A rare smile of amusement slashed the Greek tycoon’s beautifully shaped mouth. ‘Yes.’
‘That’s not how it was,’ Maribel declared, attempting not to stare, because when he smiled the chill factor vanished from his lean, hard-boned features and banished the forbidding dark reserve that put people so much on their guard.
Without warning, distaste that she had slept with another man assailed Leonidas and killed his momentary amusement on the subject. He marvelled at that stab of possessiveness that ran contrary to his nature. His affairs were always casual, hampered by neither emotion nor sentimentality. But then, he had known Maribel for a long time and he had become her first lover. Perhaps that had been inevitable, he reasoned, still in search of the precise trigger that had fired him into making that discovery, more than two years earlier. Once he had discovered how she felt about him, the awareness had lent a strangely enjoyable intimacy to their encounters.
‘How was it?’ he heard himself ask, and it was the sort of question he never asked, but he was determined to satisfy his curiosity.
Maribel was disconcerted by that enquiry and she spread her hands in a jerky motion.
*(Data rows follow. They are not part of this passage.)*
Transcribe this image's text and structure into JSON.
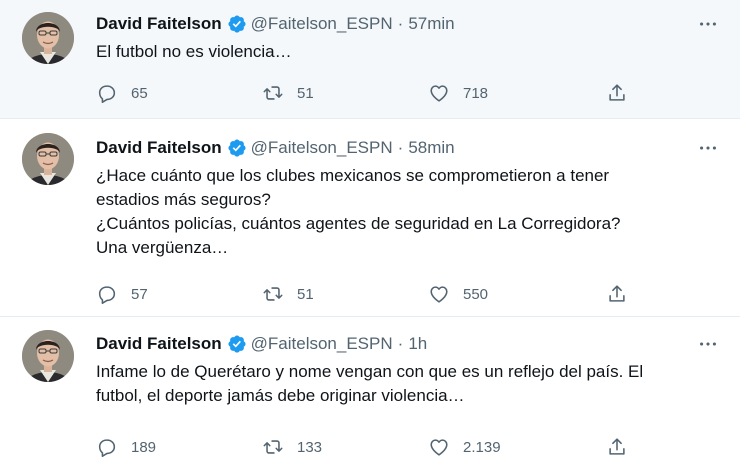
{
  "colors": {
    "text": "#0f1419",
    "secondary": "#536471",
    "verified": "#1d9bf0",
    "border": "#e6ecf0",
    "highlight_bg": "#f5f8fa"
  },
  "tweets": [
    {
      "name": "David Faitelson",
      "handle": "@Faitelson_ESPN",
      "separator": "·",
      "time": "57min",
      "lines": [
        "El futbol no es violencia…"
      ],
      "replies": "65",
      "retweets": "51",
      "likes": "718"
    },
    {
      "name": "David Faitelson",
      "handle": "@Faitelson_ESPN",
      "separator": "·",
      "time": "58min",
      "lines": [
        "¿Hace cuánto que los clubes mexicanos se comprometieron a tener",
        "estadios más seguros?",
        "¿Cuántos policías, cuántos agentes de seguridad en La Corregidora?",
        "Una vergüenza…"
      ],
      "replies": "57",
      "retweets": "51",
      "likes": "550"
    },
    {
      "name": "David Faitelson",
      "handle": "@Faitelson_ESPN",
      "separator": "·",
      "time": "1h",
      "lines": [
        "Infame lo de Querétaro y nome vengan con que es un reflejo del país. El",
        "futbol, el deporte jamás debe originar violencia…"
      ],
      "replies": "189",
      "retweets": "133",
      "likes": "2.139"
    }
  ],
  "icons": {
    "verified": "verified-badge-icon",
    "more": "more-dots-icon",
    "reply": "reply-bubble-icon",
    "retweet": "retweet-icon",
    "like": "heart-icon",
    "share": "share-icon"
  }
}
Her tension was climbing steadily. ‘It wasn’t complex. I found myself pregnant and I wanted the baby.’
Leonidas wondered at her wording. Why no reference to the father? Another one-night stand? Had he given her a taste for them? Had he ever really known her? He would have sworn that Maribel Greenaway was one of the last women alive likely to embrace either promiscuity or unmarried motherhood. Her outlook on life was conservative. She went to church; she volunteered for charity work. She wore unrevealing clothes. A frown line dividing his sleek ebony brows, his gaze skimmed over the view through the kitchen doorway. There, however, his attention screeched to an abrupt halt and doubled back to re-examine the brightly coloured, magnetised alphabet letters adorning the refrigerator door. Those letters spelled out a familiar name. A powerful sense of disbelief gripped him.
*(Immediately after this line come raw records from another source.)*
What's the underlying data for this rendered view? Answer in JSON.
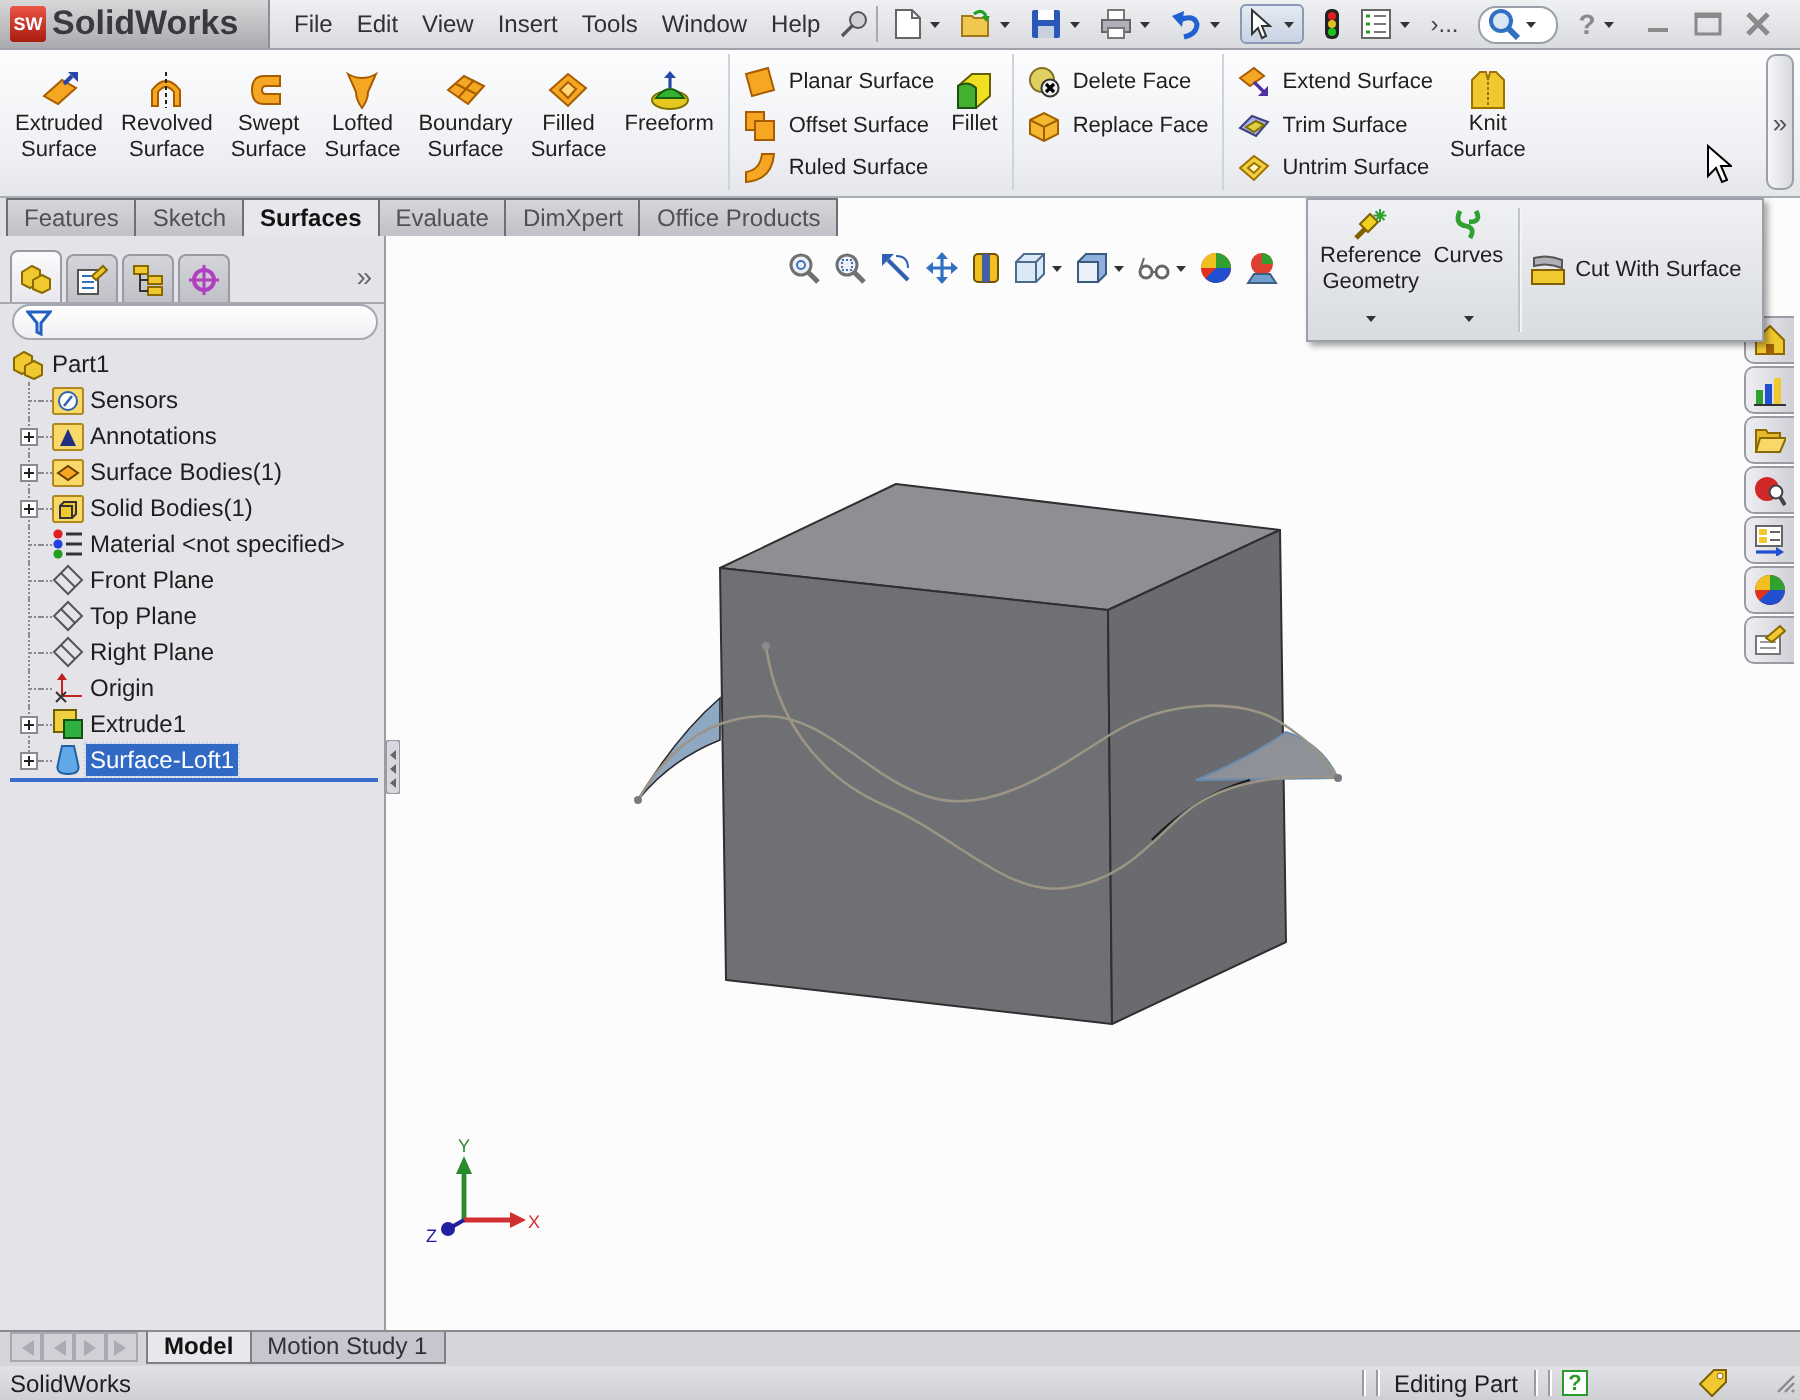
{
  "title_bar": {
    "logo_mark": "SW",
    "logo_text": "SolidWorks",
    "menu": [
      "File",
      "Edit",
      "View",
      "Insert",
      "Tools",
      "Window",
      "Help"
    ],
    "select_active": true,
    "overflow": "›...",
    "help": "?"
  },
  "ribbon": {
    "sections": [
      [
        {
          "kind": "large",
          "label": "Extruded Surface"
        },
        {
          "kind": "large",
          "label": "Revolved Surface"
        },
        {
          "kind": "large",
          "label": "Swept Surface"
        },
        {
          "kind": "large",
          "label": "Lofted Surface"
        },
        {
          "kind": "large",
          "label": "Boundary Surface"
        },
        {
          "kind": "large",
          "label": "Filled Surface"
        },
        {
          "kind": "large",
          "label": "Freeform"
        }
      ],
      [
        {
          "kind": "stack",
          "items": [
            "Planar Surface",
            "Offset Surface",
            "Ruled Surface"
          ]
        },
        {
          "kind": "large",
          "label": "Fillet"
        }
      ],
      [
        {
          "kind": "stack",
          "items": [
            "Delete Face",
            "Replace Face"
          ]
        }
      ],
      [
        {
          "kind": "stack",
          "items": [
            "Extend Surface",
            "Trim Surface",
            "Untrim Surface"
          ]
        },
        {
          "kind": "large",
          "label": "Knit Surface"
        }
      ]
    ],
    "more": "»"
  },
  "tabs": [
    {
      "label": "Features",
      "selected": false
    },
    {
      "label": "Sketch",
      "selected": false
    },
    {
      "label": "Surfaces",
      "selected": true
    },
    {
      "label": "Evaluate",
      "selected": false
    },
    {
      "label": "DimXpert",
      "selected": false
    },
    {
      "label": "Office Products",
      "selected": false
    }
  ],
  "flyout": {
    "items": [
      {
        "kind": "large",
        "label": "Reference Geometry"
      },
      {
        "kind": "large",
        "label": "Curves"
      },
      {
        "kind": "small",
        "label": "Cut With Surface"
      }
    ]
  },
  "feature_manager": {
    "panel_tabs": [
      {
        "selected": true
      },
      {
        "selected": false
      },
      {
        "selected": false
      },
      {
        "selected": false
      }
    ],
    "more": "»",
    "tree": {
      "label": "Part1",
      "selected": false,
      "children": [
        {
          "label": "Sensors",
          "expandable": false,
          "selected": false
        },
        {
          "label": "Annotations",
          "expandable": true,
          "selected": false
        },
        {
          "label": "Surface Bodies(1)",
          "expandable": true,
          "selected": false
        },
        {
          "label": "Solid Bodies(1)",
          "expandable": true,
          "selected": false
        },
        {
          "label": "Material <not specified>",
          "expandable": false,
          "selected": false
        },
        {
          "label": "Front Plane",
          "expandable": false,
          "selected": false
        },
        {
          "label": "Top Plane",
          "expandable": false,
          "selected": false
        },
        {
          "label": "Right Plane",
          "expandable": false,
          "selected": false
        },
        {
          "label": "Origin",
          "expandable": false,
          "selected": false
        },
        {
          "label": "Extrude1",
          "expandable": true,
          "selected": false
        },
        {
          "label": "Surface-Loft1",
          "expandable": true,
          "selected": true
        }
      ]
    }
  },
  "graphics": {
    "triad": {
      "x": "X",
      "y": "Y",
      "z": "Z"
    }
  },
  "bottom_tabs": {
    "scroll_disabled": true,
    "tabs": [
      {
        "label": "Model",
        "selected": true
      },
      {
        "label": "Motion Study 1",
        "selected": false
      }
    ]
  },
  "status_bar": {
    "text": "SolidWorks",
    "mode": "Editing Part",
    "help": "?"
  }
}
‘What do you call your child?’ Leonidas murmured thickly.
Maribel went rigid. ‘Why are you asking me that?’
‘And why are you avoiding answering me?’ Leonidas shot back at her.
A horrible cold knot twisted tight inside her stomach. It was not something she could hide, not something she could lie about, for her child’s name was a matter of public record. ‘Elias,’ she almost whispered, her voice dying on her at the worst possible moment.
It was the name of his grandfather and also one of his, and she pronounced it correctly in the Greek fashion, Ellee-us, not as someone English might have said it. Leonidas was so much shocked by that awareness that he was struck dumb, as he could not initially accept that what had only been the mildest of craziest suspicions might actually turn out to be true.
‘I always liked the name,’ Maribel told him in a last-ditch attempt at a cover-up.
‘Elias is a Pallis name. My grandfather had it and so also do I.’ Hard dark eyes rested on her with cold intensity. ‘Why did you choose to use it?’